OpenAI vs Google: One methodology, two flagship AI models, and their best stock picks
We used GPT-5.1 and Gemini-3 Pro to run an autonomous Deep Value research workflow on U.S. equities.
From GPT-5.1 Maximus 1.0:
📶BUY-$TWO (Two Harbors Investment Corp) and hold till December 1st, 2026.
From Gemini-3-Pro Maximus 1.0:
📶BUY-$Q (Qnity Electronics) and hold till December 1st, 2026.

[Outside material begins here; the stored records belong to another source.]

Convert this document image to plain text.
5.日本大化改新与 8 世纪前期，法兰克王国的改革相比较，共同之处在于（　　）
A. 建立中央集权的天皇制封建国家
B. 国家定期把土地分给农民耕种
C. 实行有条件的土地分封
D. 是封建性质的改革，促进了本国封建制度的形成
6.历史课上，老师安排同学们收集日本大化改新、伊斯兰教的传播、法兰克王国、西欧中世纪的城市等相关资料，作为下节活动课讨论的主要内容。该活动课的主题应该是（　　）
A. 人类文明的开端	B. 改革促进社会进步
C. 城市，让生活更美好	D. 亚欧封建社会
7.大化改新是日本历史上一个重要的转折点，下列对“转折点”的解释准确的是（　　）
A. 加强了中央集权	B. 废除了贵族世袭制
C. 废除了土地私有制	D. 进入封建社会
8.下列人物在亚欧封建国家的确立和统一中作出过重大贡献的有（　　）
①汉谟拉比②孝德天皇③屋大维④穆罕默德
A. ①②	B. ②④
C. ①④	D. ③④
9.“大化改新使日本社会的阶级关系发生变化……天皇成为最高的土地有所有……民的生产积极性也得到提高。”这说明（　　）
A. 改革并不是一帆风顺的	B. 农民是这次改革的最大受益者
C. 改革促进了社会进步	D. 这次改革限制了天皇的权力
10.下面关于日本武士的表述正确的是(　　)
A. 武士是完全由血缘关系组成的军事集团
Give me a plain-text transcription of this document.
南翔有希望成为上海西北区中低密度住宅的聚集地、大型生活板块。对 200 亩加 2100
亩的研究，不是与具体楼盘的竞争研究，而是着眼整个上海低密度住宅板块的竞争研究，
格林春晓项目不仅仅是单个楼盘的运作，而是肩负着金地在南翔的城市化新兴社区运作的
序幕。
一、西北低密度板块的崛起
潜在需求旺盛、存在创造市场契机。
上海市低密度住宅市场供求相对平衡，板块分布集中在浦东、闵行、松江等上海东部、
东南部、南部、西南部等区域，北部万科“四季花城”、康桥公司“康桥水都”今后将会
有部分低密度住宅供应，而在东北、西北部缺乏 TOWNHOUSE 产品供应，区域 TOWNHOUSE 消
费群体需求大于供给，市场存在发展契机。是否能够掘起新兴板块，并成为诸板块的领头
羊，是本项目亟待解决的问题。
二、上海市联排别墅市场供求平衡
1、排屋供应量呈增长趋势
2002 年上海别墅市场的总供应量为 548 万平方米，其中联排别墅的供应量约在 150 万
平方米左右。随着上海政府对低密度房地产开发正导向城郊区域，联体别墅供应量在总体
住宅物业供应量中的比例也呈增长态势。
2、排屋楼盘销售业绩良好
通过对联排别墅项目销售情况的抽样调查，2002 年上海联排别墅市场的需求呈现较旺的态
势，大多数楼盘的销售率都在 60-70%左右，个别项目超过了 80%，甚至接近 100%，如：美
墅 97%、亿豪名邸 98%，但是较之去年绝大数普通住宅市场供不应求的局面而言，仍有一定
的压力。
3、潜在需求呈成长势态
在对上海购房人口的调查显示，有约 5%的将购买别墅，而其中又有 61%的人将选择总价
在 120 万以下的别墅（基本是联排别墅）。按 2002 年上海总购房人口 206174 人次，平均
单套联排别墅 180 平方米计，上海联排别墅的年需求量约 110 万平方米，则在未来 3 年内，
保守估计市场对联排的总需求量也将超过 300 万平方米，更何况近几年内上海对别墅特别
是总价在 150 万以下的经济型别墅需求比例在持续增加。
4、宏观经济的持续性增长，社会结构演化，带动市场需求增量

We deployed the freshly released GPT-5.1 (rolled out November 12, 2025) and Gemini-3 Pro (released November 18, 2025) to test the upper limits of autonomous financial analysis. Both systems introduce technical advancements specifically optimized for complex problem-solving: GPT-5.1 features adaptive reasoning designed to support extended agentic workflows, while Gemini-3 Pro leverages a Deep Think–style architecture with expanded multimodal context windows. In parallel with these architectural shifts, the models immediately vaulted into the top tier of public AI benchmarks, including Humanity’s Last Exam, where Gemini-3 Pro and GPT-5.1 currently score roughly 38.3% and 27.2% accuracy, respectively, whereas the best-reported system on the same test was at only 8.8% about a year earlier. Against this backdrop of rapidly rising benchmark performance, we tasked these models with executing a structured deep value research methodology to identify unpriced market opportunities; the following report details their independent findings and the resulting investment memos.

Methodology:
We used the following prompt in ChatGPT (5.1 Thinking) and the Gemini app (Thinking with 3 Pro) in "Deep Research" mode. This prompt transforms the AI from a passive search engine into an autonomous analyst by deploying a strict, multi-stage agentic workflow. Instead of settling for surface-level headlines, the methodology forces the Deep Research tool to execute an iterative funnel: first casting a wide net for "information asymmetry" (specific news events the market hasn't priced in), then rigorously filtering candidates against hard financial constraints (like cash burn and price divergence), and finally conducting a "pre-mortem" on the sole survivor. It is specifically engineered to exploit the Deep Research architecture's ability to browse sequentially and synthesize complex data, preventing the common AI failure mode of simply reciting generic, "priced-in" market consensus.